As far as current services are concerned, there needs to be empathy for the current harder working staff. There must be a recognition that, whilst it would be great to increase the number of clinicians working in this area, there aren’t any available.

“We have tried to get some more, we have scoured the world to get some more. There simply aren’t any.”

So we either condemn staff to being horribly overworked and the public waiting for a very long time, or we increase the number of staff we can employ by developing the skills mix. The argument can be presented along the lines of, “…as they have done in location x (see above), a patient there recommends it. He says ……)”

Thirdly, one of the important developments in recent years has been the way in which many specific disease charities have become advocates for the new. Historically, one of the main aims of theses charities has been to make the case for increased spending on “their” disease. (“My disease kills more people and therefore deserves more money”). Given each of their charitable purposes this is not at all surprising.

But in recent years we have seen a growing recognition that it’s not just MORE that matters but also DIFFERENT. Given the narrative you are creating is arguing for a different approach to skills mix, it is often the case that these charities will be in favour of the new.

To take one example amongst many. We know that many patients can reverse their diagnosis of Type 2 diabetes by going on a strict diet and exercise regime. Consequently diabetes’ charities have become interested in employing weight control nurses to hep diagnosed patients with their diet. They are in favour of a skills mix.

It’s also the case that a wide range of charities concerned with long-term conditions have recognised that social prescription can have an important role in self-maintenance for patients suffering from such conditions. Make sure you seek endorsements from these charities since they are now often fighting hard for new ways of working with different skills mixes.

Fourthly, having developed your public facing narrative, make sure it actually faces the public. Have a plan for getting the narrative out there. This is a lot easier than you think, especially if you have the example of this actually happening somewhere. And don’t necessarily try and get it into the national media.

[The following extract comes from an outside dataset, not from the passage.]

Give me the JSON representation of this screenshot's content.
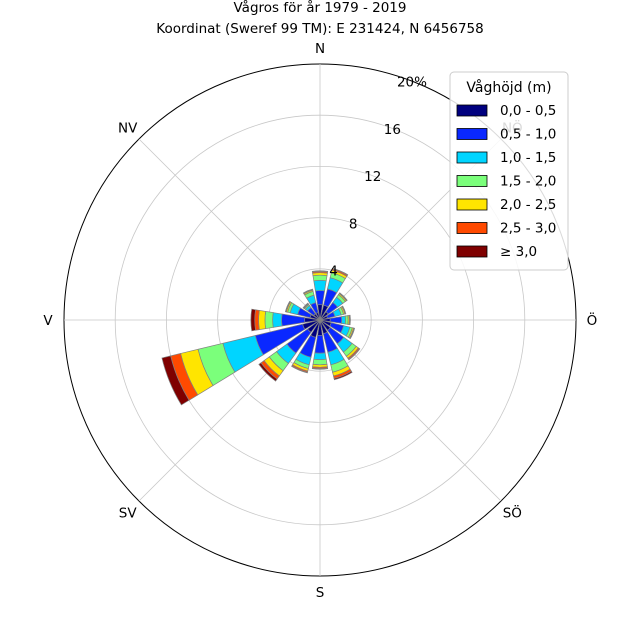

I was struck during COVID lockdowns how often (several times a week) the regional BBC and ITV news carried examples of the new ways in which the NHS was working. There are other daytime TV programmes about half of which seem to be about health and health care.

These programmes need human stories every day. You have – if you’ve constructed your narrative well – a human story. Help deliver them from the terror of having too little to put on their shows by giving them something.

Lastly, I made the point yesterday that there will be a counter narrative defending the status quo and that you will have to combat that. Don’t think that that is ever in any sense’ done’. It takes a long time before those defending the status quo stop. Be prepared to lay out your public facing narrative again and again.

You will quickly get bored with saying the same words over and over. You will be convinced that everyone is as bored as you are and surely you can stop telling this boring narrative now because everyone has ‘got it’.

Not true. Victory for the new in the war of narratives will go to those that can argue the longest. After what to you seems ages, there will still be lots of people hearing tit for the very first time,

In 2001-5, when I was working with Alan Milburn and John Reid to persuade the NHS that long waits were very important, it took about18 months before any significant group agreed with the idea of targets. And the rest of the 5 years to run that argument throughout the NHS.

So be prepared for the long haul. It may feel boring to you but for some of those you talk to it will, even after several years, be new.